2. It is a cheap gun
3. The short flutes and cylinder make me think it is an older .32 or .38 S&W caliber or a rimfire.
4. It is the same model gun used on Ronald Reagan.
 
On the crack, I have a friend who repairs and refinishes recurve and longbows which develop cracks in high stress areas. He used a product called Locktite 420 to repair these. You may want to buy some and experiment. It won't leave that dark streak but will hold that crack shut. It's a proven product. I use Titebond II and III a lot in decoy carving. Good product also but I like that Locktite product for cracks.
 
Any good glue or bonding agent will be stronger than the thin walnut wood in the area of that crack.
The whole key to a quality repair will be in clamping/strapping it together with the crack seam perfectly matched together tight to minimize or near as possible eliminate the visibility of the glue in the crack... unlike your test piece.
 
…Was I wrong? Are you referring to the actual revolver?
First off, this is not a forum for modern firearm.
2. It is a cheap gun
3. The short flutes and cylinder make me think it is an older .32 or .38 S&W caliber or a rimfire.
4. It is the same model gun used on Ronald Reagan.
Yes, yes, no, yes. Rohm RG-14S. Six shots DA .22 LR with which John Hinckley very nearly killed President Reagan and three other people. Led to the Brady Handgun Violence Prevention Act (aka "Brady Bill") which mandated background checks, waiting periods, defined "prohibited persons" and other gun control. So, yes, it's definitely a historically significant firearm for gun people.

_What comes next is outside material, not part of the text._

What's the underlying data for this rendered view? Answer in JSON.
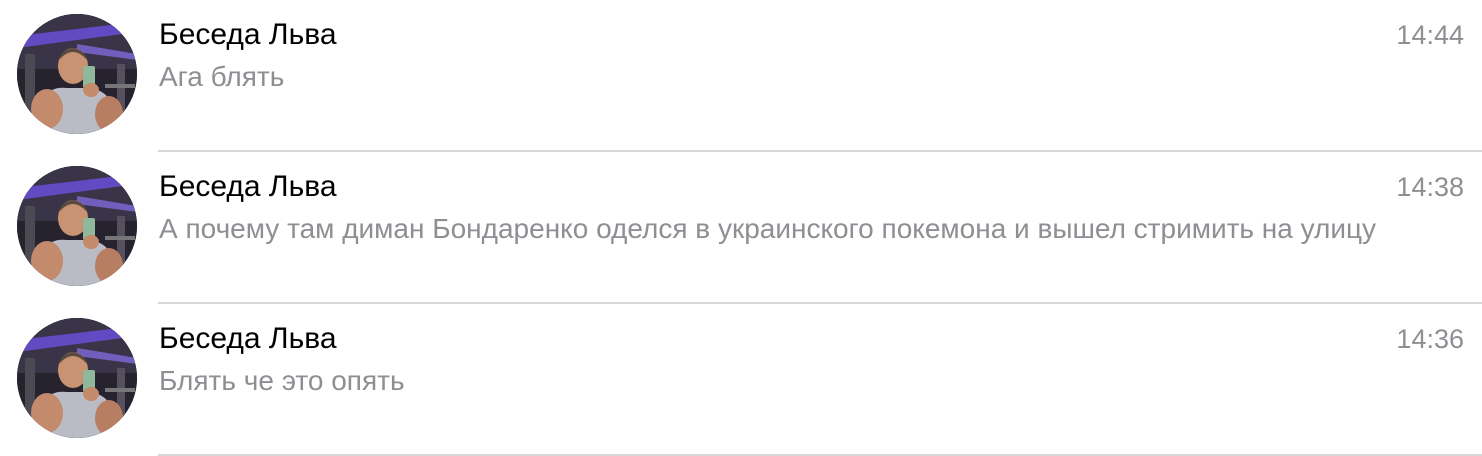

I agree not the forum for discussion of the gun itself, but as for significant events in firearms history, well history is what this forum IS all about, isn't it? But not in THIS thread, so I suggest end that off-topic side track here.
 
Build Log #36

Uncracking a Crack

I'm ready to repair the crack, but first: investigate whether too tight a fit might have contributed to it. The barrel is already well-marked with Sharpie, so only needs reinserting and tapping here and there. Now, I would have sworn this barrel was fit perfectly. I did in the end use transfer marking, but now:
kibler_228.png

... it sure as heck isn't any more, and especially not in my suspect location.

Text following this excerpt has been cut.